Nix … speaks in terms of proof by preponderance of the evidence that the government would have discovered the challenged evidence through lawful means …. Inevitable discovery is not an exception to be invoked casually, and if it is to be prevented from swallowing the Fourth Amendment and the exclusionary rule, courts must take care to hold the government to its burden of proof.

United States v. Jones, 72 F.3d 1324, 1334 (7th Cir. 1995). Proof of inevitable discovery turns upon demonstrated historical facts, not conjecture.

[*P73] With these principles of the inevitable discovery exception in mind, we now consider its application in this case.

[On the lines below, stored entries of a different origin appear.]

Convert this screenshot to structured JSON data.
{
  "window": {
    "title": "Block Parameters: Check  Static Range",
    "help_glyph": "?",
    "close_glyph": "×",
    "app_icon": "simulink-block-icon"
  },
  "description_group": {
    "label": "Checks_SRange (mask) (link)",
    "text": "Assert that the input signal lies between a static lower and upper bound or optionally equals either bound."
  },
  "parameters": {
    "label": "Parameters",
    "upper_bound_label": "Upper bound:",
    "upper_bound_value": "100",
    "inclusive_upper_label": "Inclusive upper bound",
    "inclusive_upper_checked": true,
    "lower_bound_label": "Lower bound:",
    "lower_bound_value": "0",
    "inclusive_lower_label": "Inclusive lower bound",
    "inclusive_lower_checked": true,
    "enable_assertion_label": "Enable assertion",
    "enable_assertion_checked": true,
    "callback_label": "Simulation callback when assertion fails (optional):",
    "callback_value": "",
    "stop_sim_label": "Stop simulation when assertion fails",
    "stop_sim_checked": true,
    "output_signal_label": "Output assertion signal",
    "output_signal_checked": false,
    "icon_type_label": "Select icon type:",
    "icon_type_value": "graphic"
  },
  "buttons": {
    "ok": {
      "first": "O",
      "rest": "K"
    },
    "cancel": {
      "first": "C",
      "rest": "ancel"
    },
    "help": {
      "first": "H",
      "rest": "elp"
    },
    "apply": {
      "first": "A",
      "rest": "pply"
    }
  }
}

B. Officers Inevitably Would Have Discovered the Evidence in Jackson’s Residence

[*P74] On appeal, the State has not challenged the circuit court’s determination that the detectives intentionally violated Jackson’s constitutional rights during her interrogation and by subsequently bringing her to her home to locate physical evidence. The officers failed to provide timely Miranda warnings, failed to respond timely to her physical condition, and failed to respond to her expressed desire not to continue talking, thereby raising obvious concerns about the voluntariness of her admissions. Suppression of her statements to police was necessary and “inevitable” under the circumstances presented. Thus, resolution of this case requires us to determine whether the State has established by a preponderance of the evidence that Jackson’s knife and her bloody clothing would inevitably have been discovered by lawful means but for the police misconduct.

[*P75] After assessing the substantial evidence presented by the State regarding the search warrant and ensuing search, the demonstrated historical facts leave us reasonably certain that officers would inevitably have discovered the physical evidence in Jackson’s garage without any of the information unlawfully obtained from her.

. . .

[*P79] Based on the untainted portions of the affidavit, we conclude that the search warrant application provided probable cause to conduct a search of Jackson’s residence. A search warrant affidavit provides probable cause for a search when, under the totality of the circumstances, it sets forth “a substantial basis for concluding that there was a fair probability that a search of the specified premises would uncover evidence of wrongdoing.” State v. Romero, 2009 WI 32, ¶3, 317 Wis. 2d 12, 765 N.W.2d 756.